Dr. Emilia Mickevicius is an art historian who specializes in photography and works as a curatorial assistant in the Photography Department at the San Francisco Museum of Modern Art (SFMOMA). In May 2019, she received her doctoral degree from Brown University, where she completed a dissertation on the reception of the 1975 George Eastman Museum exhibition New Topographics: Photographs of a Man-Altered Landscape. Her research has been supported by the Henry Luce Foundation/American Council of Learned Societies (ACLS), the Crystal Bridges Museum of American Art, the Getty Research Institute, and the Center for Creative Photography.
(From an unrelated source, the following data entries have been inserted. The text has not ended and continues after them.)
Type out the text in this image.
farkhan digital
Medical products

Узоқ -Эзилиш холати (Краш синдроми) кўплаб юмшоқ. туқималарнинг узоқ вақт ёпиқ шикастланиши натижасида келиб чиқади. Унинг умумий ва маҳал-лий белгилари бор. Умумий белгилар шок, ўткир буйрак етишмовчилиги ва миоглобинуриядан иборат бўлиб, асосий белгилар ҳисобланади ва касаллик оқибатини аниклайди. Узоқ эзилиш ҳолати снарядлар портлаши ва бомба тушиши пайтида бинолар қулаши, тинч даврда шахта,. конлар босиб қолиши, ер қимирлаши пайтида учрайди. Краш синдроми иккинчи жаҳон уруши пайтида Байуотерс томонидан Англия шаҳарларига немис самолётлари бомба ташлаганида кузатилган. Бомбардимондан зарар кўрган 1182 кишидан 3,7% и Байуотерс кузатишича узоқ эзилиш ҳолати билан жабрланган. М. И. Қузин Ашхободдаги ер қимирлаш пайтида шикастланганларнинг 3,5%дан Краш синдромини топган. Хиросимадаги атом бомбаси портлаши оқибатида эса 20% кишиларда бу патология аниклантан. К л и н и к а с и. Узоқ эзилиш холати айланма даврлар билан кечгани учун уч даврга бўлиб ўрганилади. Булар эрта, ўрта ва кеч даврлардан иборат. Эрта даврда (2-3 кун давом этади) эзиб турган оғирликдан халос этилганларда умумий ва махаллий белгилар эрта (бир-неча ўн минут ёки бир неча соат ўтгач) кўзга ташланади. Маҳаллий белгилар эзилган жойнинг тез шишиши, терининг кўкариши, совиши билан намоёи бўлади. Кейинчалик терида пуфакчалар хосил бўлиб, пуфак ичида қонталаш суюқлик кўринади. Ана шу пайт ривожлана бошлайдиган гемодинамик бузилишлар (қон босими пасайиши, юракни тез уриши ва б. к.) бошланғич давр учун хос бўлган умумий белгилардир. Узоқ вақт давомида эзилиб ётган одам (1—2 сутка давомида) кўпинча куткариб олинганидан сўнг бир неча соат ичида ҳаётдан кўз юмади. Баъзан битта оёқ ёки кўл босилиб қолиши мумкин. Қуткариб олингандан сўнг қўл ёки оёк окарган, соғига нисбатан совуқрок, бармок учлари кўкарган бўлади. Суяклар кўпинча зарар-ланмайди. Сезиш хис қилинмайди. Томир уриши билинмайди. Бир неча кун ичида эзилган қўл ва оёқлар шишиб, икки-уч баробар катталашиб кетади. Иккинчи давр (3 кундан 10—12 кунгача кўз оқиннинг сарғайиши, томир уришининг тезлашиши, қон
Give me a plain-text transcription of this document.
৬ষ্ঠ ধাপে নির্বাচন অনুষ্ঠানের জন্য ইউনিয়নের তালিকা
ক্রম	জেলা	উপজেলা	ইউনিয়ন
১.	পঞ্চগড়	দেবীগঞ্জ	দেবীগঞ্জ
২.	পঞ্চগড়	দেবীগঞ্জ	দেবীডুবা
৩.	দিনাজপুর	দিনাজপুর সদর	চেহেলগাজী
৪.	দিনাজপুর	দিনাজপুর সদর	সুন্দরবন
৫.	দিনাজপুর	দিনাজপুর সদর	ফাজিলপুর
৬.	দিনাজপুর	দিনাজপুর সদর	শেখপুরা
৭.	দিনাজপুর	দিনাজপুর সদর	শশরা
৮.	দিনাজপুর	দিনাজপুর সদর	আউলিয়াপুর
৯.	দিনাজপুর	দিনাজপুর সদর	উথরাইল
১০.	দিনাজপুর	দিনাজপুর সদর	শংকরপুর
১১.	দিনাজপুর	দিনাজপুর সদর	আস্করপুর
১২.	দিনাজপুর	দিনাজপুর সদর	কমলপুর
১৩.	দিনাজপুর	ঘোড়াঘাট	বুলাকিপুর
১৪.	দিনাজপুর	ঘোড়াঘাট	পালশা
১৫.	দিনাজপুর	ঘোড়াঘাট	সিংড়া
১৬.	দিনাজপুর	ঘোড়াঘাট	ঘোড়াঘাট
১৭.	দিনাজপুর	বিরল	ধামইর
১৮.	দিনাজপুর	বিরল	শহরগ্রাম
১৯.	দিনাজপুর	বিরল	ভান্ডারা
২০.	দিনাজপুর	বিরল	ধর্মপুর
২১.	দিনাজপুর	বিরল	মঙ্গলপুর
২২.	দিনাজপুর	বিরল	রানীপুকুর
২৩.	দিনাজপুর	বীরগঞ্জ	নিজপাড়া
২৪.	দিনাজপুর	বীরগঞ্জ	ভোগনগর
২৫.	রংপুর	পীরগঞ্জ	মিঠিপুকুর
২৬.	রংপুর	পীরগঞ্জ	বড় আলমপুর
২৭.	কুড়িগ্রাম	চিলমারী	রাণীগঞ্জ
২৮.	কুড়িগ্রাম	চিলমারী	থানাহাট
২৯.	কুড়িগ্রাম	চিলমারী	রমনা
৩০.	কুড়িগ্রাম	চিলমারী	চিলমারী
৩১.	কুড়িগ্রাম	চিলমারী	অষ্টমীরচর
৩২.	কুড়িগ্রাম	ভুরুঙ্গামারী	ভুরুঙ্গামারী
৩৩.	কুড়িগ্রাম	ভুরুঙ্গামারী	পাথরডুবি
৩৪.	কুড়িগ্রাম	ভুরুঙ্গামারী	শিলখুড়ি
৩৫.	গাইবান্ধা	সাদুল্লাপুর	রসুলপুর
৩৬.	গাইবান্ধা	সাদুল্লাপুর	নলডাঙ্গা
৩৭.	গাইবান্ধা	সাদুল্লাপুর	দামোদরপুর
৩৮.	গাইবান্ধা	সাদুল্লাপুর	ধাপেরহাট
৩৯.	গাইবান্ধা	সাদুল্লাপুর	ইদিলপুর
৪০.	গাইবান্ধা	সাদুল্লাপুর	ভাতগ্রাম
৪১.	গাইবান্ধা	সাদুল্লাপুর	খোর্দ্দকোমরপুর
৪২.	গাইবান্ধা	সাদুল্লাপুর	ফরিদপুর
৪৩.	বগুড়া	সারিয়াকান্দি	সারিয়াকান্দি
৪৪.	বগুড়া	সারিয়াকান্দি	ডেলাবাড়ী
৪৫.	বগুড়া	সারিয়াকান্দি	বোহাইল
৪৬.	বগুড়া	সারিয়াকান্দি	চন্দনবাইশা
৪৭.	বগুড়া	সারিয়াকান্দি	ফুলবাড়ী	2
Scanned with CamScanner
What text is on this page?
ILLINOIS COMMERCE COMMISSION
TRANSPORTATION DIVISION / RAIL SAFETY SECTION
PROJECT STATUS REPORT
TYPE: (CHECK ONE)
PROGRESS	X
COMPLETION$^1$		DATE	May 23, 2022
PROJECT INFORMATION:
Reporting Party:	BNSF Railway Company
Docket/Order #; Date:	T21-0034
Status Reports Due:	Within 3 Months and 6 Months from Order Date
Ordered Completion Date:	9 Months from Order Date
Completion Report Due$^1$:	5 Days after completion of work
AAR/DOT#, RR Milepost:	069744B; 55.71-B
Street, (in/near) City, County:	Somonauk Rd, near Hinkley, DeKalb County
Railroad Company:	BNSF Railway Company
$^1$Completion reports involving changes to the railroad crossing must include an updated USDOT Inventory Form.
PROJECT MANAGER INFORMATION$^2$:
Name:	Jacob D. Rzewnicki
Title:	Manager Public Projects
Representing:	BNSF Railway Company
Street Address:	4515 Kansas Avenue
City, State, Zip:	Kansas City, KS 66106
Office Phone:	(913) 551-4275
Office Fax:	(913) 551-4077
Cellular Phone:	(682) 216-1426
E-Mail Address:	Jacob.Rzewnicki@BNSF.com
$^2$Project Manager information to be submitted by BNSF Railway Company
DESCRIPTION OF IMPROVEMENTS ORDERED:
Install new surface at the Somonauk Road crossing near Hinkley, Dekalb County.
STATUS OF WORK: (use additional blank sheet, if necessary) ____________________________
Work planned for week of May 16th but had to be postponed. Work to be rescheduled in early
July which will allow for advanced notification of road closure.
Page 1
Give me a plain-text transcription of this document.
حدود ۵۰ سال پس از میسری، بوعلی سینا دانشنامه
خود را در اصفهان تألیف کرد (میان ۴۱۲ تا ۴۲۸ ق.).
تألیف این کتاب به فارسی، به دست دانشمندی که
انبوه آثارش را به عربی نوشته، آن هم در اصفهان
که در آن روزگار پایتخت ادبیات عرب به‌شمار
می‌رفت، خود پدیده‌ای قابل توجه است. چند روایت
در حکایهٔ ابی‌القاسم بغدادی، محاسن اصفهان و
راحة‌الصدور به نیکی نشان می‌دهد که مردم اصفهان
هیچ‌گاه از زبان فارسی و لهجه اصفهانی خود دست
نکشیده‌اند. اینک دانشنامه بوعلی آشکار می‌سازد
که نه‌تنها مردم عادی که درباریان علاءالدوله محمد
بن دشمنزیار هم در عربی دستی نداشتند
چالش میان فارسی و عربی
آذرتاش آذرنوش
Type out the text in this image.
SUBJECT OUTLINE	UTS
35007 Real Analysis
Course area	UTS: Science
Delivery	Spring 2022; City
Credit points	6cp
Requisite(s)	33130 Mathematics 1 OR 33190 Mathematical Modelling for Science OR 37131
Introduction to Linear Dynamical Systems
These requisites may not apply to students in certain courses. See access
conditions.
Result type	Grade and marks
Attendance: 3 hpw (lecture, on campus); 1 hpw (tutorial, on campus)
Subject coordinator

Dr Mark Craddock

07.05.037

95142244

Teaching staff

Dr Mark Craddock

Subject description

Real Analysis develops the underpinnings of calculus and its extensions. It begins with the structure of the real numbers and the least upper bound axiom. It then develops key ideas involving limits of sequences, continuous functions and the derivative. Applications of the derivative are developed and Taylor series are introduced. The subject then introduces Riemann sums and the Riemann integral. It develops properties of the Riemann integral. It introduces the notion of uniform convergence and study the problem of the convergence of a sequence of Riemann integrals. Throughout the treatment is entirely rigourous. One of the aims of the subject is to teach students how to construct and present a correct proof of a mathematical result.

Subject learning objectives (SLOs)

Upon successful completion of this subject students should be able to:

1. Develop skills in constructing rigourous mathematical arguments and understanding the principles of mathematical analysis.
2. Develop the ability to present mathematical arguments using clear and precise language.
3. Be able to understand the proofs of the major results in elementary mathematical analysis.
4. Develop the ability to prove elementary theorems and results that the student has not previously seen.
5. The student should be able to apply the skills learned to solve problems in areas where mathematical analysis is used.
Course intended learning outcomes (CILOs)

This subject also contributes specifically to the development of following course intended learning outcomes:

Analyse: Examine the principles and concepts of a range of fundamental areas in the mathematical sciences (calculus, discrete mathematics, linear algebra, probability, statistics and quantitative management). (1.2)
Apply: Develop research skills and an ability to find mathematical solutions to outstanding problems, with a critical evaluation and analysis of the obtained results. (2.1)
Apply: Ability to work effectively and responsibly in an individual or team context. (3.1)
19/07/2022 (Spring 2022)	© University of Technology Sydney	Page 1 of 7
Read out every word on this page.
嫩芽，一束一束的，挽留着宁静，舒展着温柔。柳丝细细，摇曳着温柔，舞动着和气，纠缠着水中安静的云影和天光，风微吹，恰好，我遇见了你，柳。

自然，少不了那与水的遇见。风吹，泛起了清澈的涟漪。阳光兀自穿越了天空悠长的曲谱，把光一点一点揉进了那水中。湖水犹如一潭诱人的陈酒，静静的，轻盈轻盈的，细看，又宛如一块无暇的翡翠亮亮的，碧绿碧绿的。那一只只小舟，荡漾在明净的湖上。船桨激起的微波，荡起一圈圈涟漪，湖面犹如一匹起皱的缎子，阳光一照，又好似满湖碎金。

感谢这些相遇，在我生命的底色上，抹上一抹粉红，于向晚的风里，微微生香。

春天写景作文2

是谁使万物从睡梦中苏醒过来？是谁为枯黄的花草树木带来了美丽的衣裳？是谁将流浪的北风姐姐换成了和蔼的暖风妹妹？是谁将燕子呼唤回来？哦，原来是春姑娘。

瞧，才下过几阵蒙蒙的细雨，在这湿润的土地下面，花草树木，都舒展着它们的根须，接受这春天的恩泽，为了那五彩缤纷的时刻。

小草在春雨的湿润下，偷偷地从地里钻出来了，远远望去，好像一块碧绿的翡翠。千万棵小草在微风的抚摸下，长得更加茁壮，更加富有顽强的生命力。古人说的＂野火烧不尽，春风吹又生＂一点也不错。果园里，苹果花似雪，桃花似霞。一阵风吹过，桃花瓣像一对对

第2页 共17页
B.6.4 Grete Stern's Sueños
Marina Dumont-Gauthier, University of Toronto
German-born photographer Grete Stern emigrated to Argentina in 1935, shortly after her studio was shut down by the Nazi Party. What followed was the production of an incredible body of work dealing with exile, displacement, and the changing gender predicaments in mid-twentieth century Argentine society. One of her best-known works is her series of 140 photomontages titled Sueños (Dreams). Produced between 1948 and 1951 for the column "El Psicoanálisis le Ayudará" ("Psychoanalysis Will Help You") in the popular weekly women's magazine Idilio, each photomontage accompanied a psychoanalytic interpretation of a female reader's dream. Though they were published on a weekly basis for almost three years, it would take almost four decades for the series to resurface in Argentina. Since then, the photomontages have become increasingly sought after by museums, galleries, and collectors throughout North America and Europe. In this presentation, I plan to explore the conditions that led to their resurgence. I am particularly interested in discussing how the rising value of photography on the art market shifted both the appreciation of the series and the ways in which it was reintroduced to the public. To this day, the Sueños are overwhelmingly exhibited next to one another outside of their original context. And while we can thank photography's rise in value for the resurgence of the series, which ultimately led to the breakthrough of Stern's oeuvre in North America and Europe, ridding the Sueños of their initial home not only fails to convey their full subversive nature and the impact they had their mid-century Argentine women readers, but also the role played by Stern as a precursor of feminism in Argentina.
Marina Dumont-Gauthier is a PhD Candidate in Art History at the University of Toronto. Her research looks at the transatlantic connections that shaped the impact of female photographers in Latin America. She was part of the curatorial team of the Department of Photography at the Museum of Modern Art in New York and of the Department of Photographs at the J. Paul Getty Museum.